Ich las den Text und fand – ziemlich zum Ende von Seite zwei – tatsächlich einen Kommafehler… .

Natürlich gibt es Situationen, in denen sind wir alle froh, wenn Perfektionisten am Werk sind: Fluglotsen im Tower, Herzchirurgen am OP-Tisch, um nur zwei Beispiele zu nennen.

Im täglichen Leben aber würde uns oftmals etwas mehr Gelassenheit sehr guttun. Für ganz viele Konstellationen sind 80%-Lösungen völlig ausreichend und machen das Leben so viel leichter. Diejenigen unter Ihnen, die auch betriebs- oder volkswirtschaftlich etwas bewandert sind, werden zustimmen, dass die perfekte Lösung häufig auch einfach schlicht zu teuer oder zu aufwendig ist – die Stichworte für Experten lauten abnehmender Grenznutzen und Pareto-Optimum.

Wer jedoch einen sehr starken inneren Antreiber aus der Kategorie „Sei perfekt!“ hat, für den ist es natürlich schwer, mit 80%-Lösungen zufrieden zu sein. Gerade deshalb ist der Spruch, den ich diesem Impuls vorangestellt habe, vielleicht ein wunderbarer „Erlauber“ für solche Menschen:

„Entschuldigung, es ist mein erstes Leben, ich übe noch.“ Da muss man dann auch nicht perfekt sein.

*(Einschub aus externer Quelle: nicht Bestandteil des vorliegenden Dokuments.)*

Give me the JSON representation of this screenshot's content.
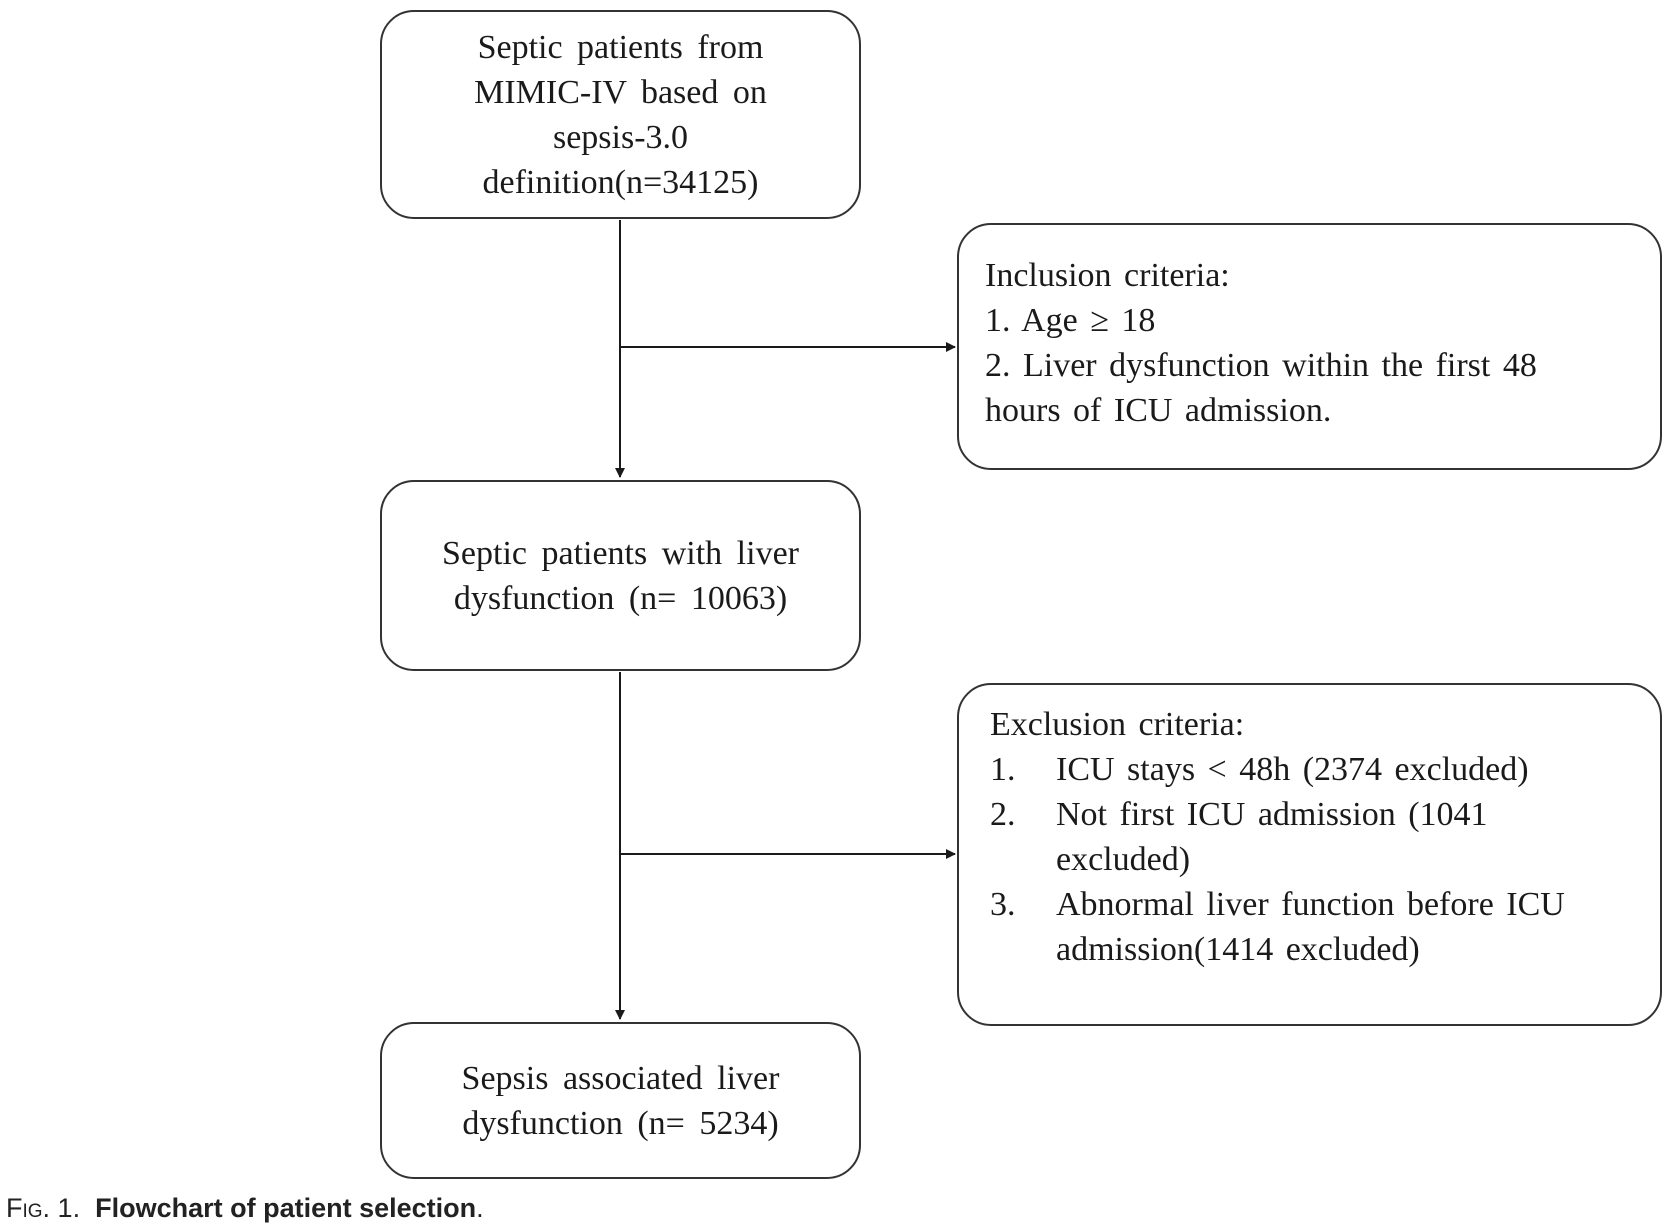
{
  "start_box": {
    "lines": [
      "Septic patients from",
      "MIMIC-IV based on",
      "sepsis-3.0",
      "definition(n=34125)"
    ]
  },
  "inclusion_box": {
    "heading": "Inclusion criteria:",
    "items": [
      "1. Age ≥ 18",
      "2. Liver dysfunction within the first 48",
      "hours of ICU admission."
    ]
  },
  "middle_box": {
    "lines": [
      "Septic patients with liver",
      "dysfunction (n= 10063)"
    ]
  },
  "exclusion_box": {
    "heading": "Exclusion criteria:",
    "items": [
      {
        "number": "1.",
        "lines": [
          "ICU stays < 48h (2374 excluded)"
        ]
      },
      {
        "number": "2.",
        "lines": [
          "Not first ICU admission (1041",
          "excluded)"
        ]
      },
      {
        "number": "3.",
        "lines": [
          "Abnormal liver function before ICU",
          "admission(1414 excluded)"
        ]
      }
    ]
  },
  "end_box": {
    "lines": [
      "Sepsis associated liver",
      "dysfunction (n= 5234)"
    ]
  },
  "caption": {
    "label": "Fig. 1.",
    "title": "Flowchart of patient selection",
    "end": "."
  },
  "colors": {
    "line": "#1a1a1a",
    "border": "#333333",
    "text": "#1a1a1a"
  }
}
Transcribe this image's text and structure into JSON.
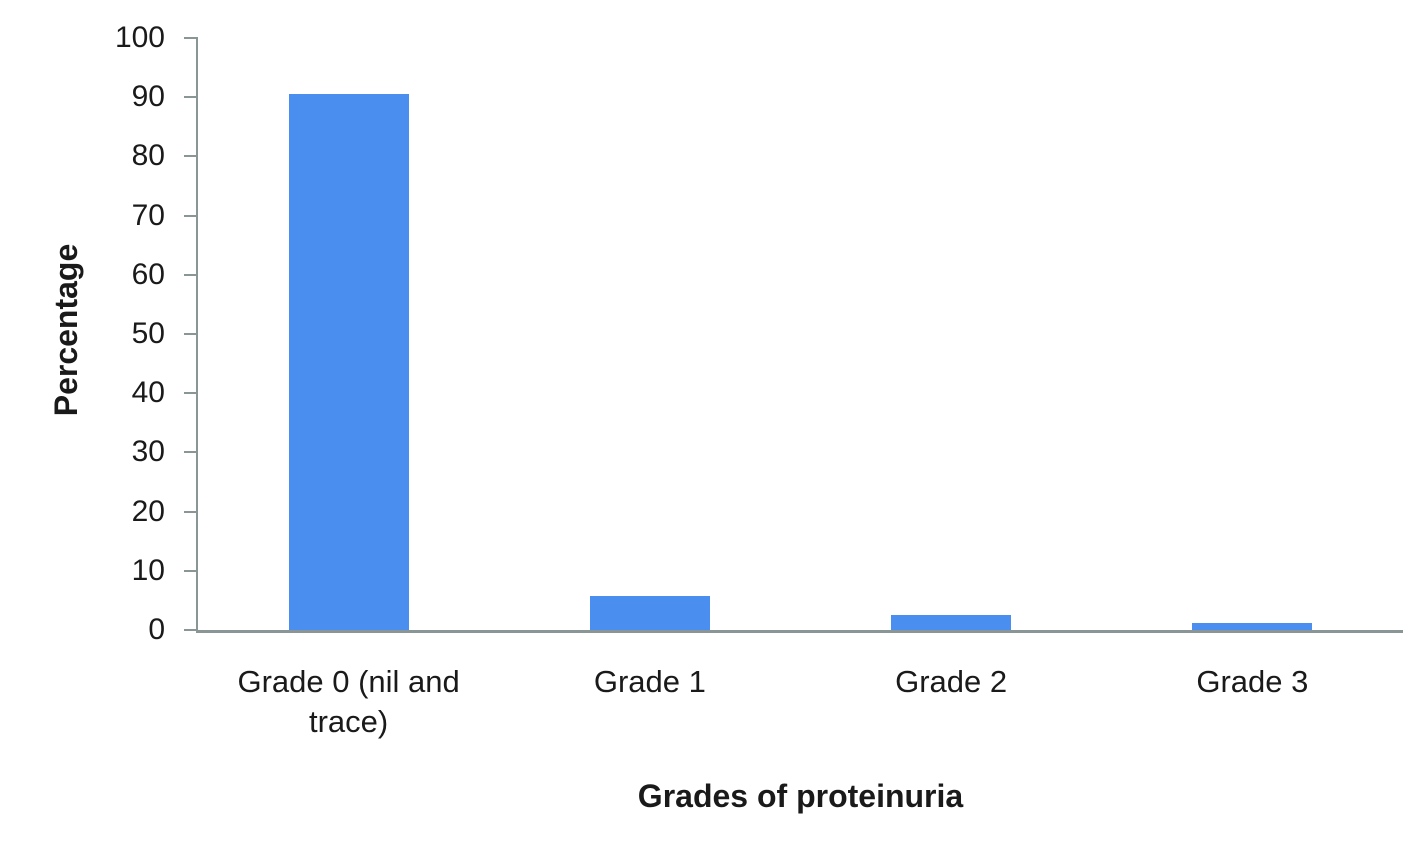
{
  "chart_data": {
    "type": "bar",
    "title": "",
    "categories": [
      "Grade 0 (nil and trace)",
      "Grade 1",
      "Grade 2",
      "Grade 3"
    ],
    "values": [
      90.5,
      5.7,
      2.5,
      1.2
    ],
    "xlabel": "Grades of proteinuria",
    "ylabel": "Percentage",
    "ylim": [
      0,
      100
    ],
    "ytick_step": 10,
    "ytick_labels": [
      "0",
      "10",
      "20",
      "30",
      "40",
      "50",
      "60",
      "70",
      "80",
      "90",
      "100"
    ],
    "legend": "none",
    "grid": "off",
    "bar_color": "#4a8fef",
    "axis_color": "#8a9596",
    "text_color": "#1a1a1a",
    "background_color": "#ffffff"
  }
}
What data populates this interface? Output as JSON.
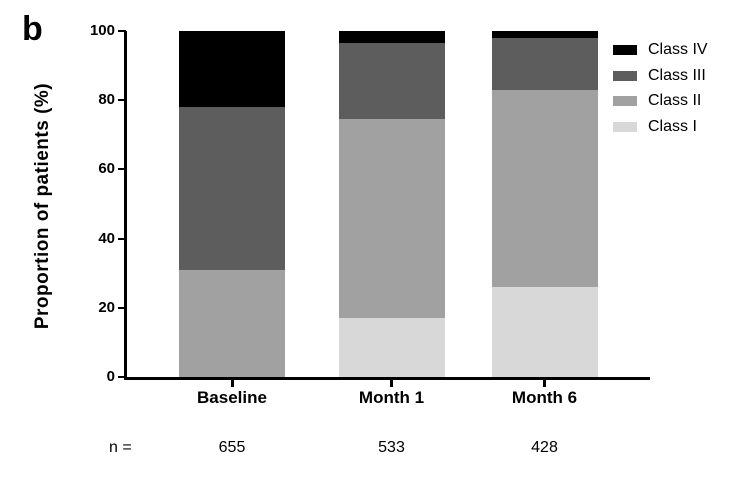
{
  "panel_label": "b",
  "chart_data": {
    "type": "bar",
    "stacked": true,
    "title": "",
    "xlabel": "",
    "ylabel": "Proportion of patients (%)",
    "ylim": [
      0,
      100
    ],
    "yticks": [
      0,
      20,
      40,
      60,
      80,
      100
    ],
    "grid": false,
    "categories": [
      "Baseline",
      "Month 1",
      "Month 6"
    ],
    "series": [
      {
        "name": "Class I",
        "color": "#d8d8d8",
        "values": [
          0,
          17,
          26
        ]
      },
      {
        "name": "Class II",
        "color": "#a1a1a1",
        "values": [
          31,
          57.5,
          57
        ]
      },
      {
        "name": "Class III",
        "color": "#5d5d5d",
        "values": [
          47,
          22,
          15
        ]
      },
      {
        "name": "Class IV",
        "color": "#000000",
        "values": [
          22,
          3.5,
          2
        ]
      }
    ],
    "legend_position": "top-right",
    "legend_order": [
      "Class IV",
      "Class III",
      "Class II",
      "Class I"
    ],
    "n_label": "n =",
    "n_values": [
      "655",
      "533",
      "428"
    ]
  }
}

Überhaupt: Ist perfekt sein nicht ein furchtbarer Gedanke? Was kommt danach, wenn der Zustand der Perfektion – vielleicht sogar dauerhaft – erreicht ist? Es gibt keine Ziele mehr, Sie können nicht mehr besser werden. Sie gewinnen immer, aber es ist nichts mehr wert, denn es gibt ja keine adäquate Konkurrenz. Sie werden sehr einsam werden, denn wer will schon mit jemandem zusammen sein, der immer perfekt ist? Und überhaupt, was ist Perfektion noch wert, wenn sie dauerhaft erreicht ist? Als Dartsspieler könnte ich sagen: Stell Dir vor, alle Legs wären 9-Darter (das perfekte Spiel)! Leuchten Ihre Augen, nein sicher nicht. Binnen Minuten wäre das sehr langweilig. Perfektion hat nur deshalb einen Wert, weil Sie meist nicht erreicht wird.

Und Sie? Wie halten Sie es mit der Perfektion?

Haben Sie einen Beruf oder ein Hobby, in dem Perfektion unbedingt erforderlich ist?

Kennen Sie jemanden, der sich aufgrund seines Perfektionsstrebens schon einmal selbst „im Weg gestanden hat“?

Falls Sie mal selbst in eine Art Perfektions-Sackgasse geraten sollten (nur mal angenommen), welcher Satz könnte Ihr „Erlauber“ sein, um aus dieser wieder herauszukommen?

Ich wünsche Ihnen ein schönes Wochenende!